We have started selling ZXW 3.0 instant online licenses, and I wrote a blog post with clear instructions in English on how to setup and install Zxwtool and Microfish. Here:
See more
See less

iphone 6 plus fails to complete boot sequence

  • Filter
  • Time
  • Show
Clear All
new posts

  • iphone 6 plus fails to complete boot sequence

    Previously this phone powered up fine. Only issue was intermittent touch loss.
    (Looked like?)Flat battery only so put the phone (semi disassembled - had the Top plate that covers the display connectors off and the battery plate) onto the charger.
    Was drawing 900mA. Decided to relocate to another charger. As soon as I plugged it in the screen flashed for a split second. Current draw went quickly to 250mA. Stayed there. So I unplugged. Back to the first charger current draw is as before ie 900mA.
    Disconnect USB. Plug battery connector directly to DC power supply. 0mA before prompt to boot. Power up. Screen lights up with Apple Logo for a fraction of a second then dead, current draw climbs in increments up to 240 -270mA and stays there for 10-30 seconds. Then drops to 0mA. Disconnect from DC Power Supply. Remove the screen. Reconnect to DC Power Supply. Now climbs to 90mA for about 10s and drops to 0mA. Press the power button - repeats. Attached is a picture of semi disassembled state of phone when this happened. Took the screen off and tested on another iphone 6 plus. Phone booted fine and the screen works A OK. So, regarding the intermittent touch loss motherboard, I suspect I've got a short on a display related power rail that's killing the boot sequence… but I'm only guessing. I think the next move is to locate all the display related power rails and start looking for a short? Seated resistance mode? Hunting down shorted caps? Is this a reasonable strategy?
    Attached Files

  • #2
    Any iPhone 6 plus with intermittent touch is touch disease. Heck, any 6 plus that doesn't have any symptoms is still touch disease, it's a massive epidemic.

    You have two unrelated problems---a phone with a complaint of touch disease, which is such a glaring signature problem that there is no need for any further diagnosis---remove meson, add the M1 jumper, reball and put it back on to solve.

    The second problem is the phone has developed a CPU data line problem while in your hands. How did this happen? I don't know.
    Troubleshoot this second problem first before you worry about touch disease--they will be unrelated.
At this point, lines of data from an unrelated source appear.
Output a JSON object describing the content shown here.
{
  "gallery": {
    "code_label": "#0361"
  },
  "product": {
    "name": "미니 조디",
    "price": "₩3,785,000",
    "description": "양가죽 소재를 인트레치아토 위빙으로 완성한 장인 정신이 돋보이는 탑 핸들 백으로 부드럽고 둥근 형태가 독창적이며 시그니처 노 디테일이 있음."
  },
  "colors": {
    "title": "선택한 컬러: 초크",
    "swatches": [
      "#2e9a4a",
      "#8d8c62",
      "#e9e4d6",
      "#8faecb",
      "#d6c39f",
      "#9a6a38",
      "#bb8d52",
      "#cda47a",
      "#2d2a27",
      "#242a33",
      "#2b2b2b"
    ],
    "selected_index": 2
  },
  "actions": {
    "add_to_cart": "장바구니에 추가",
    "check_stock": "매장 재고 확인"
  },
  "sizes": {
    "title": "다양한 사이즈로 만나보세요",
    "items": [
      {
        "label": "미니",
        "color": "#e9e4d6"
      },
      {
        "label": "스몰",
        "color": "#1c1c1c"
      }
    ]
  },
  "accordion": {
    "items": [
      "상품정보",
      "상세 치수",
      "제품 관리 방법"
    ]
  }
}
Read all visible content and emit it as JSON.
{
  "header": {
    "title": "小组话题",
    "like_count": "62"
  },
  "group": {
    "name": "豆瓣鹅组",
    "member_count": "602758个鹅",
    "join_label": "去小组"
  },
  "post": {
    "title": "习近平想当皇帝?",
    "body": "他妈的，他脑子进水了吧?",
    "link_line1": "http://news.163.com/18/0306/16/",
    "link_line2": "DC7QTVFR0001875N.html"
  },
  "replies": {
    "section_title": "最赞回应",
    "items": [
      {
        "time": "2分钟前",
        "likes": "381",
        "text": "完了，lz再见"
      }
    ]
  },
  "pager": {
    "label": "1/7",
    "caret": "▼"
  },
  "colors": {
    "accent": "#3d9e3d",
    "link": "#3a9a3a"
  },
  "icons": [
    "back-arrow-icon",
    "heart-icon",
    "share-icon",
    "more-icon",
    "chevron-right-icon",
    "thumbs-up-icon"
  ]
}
    HOW did it come to be this way?
    A-This phone has a prior microsoldering repair attempt that somehow made it susceptible to develop CPU output open/bridged line. Maybe a solder ball under backlight driver or a nudged i2c resistor. Maybe a shield soldered back on and touching something. Start with a full microscope examination.

    B--This phone was working, connected to a charger, now not working. It could be charger damage, which would affect tristar. You could change tristar to rule it out.

    In any case, your next step is rule number one. You don't have a board problem until you know you don't have a parts problem. Work with the board out of the frame by itself, with only a KNOWN GOOD (not new, a known good that has recently been proofed with another phone) charge port, and DC power, nothing else. After that, full microscope exam of the board and report your findings.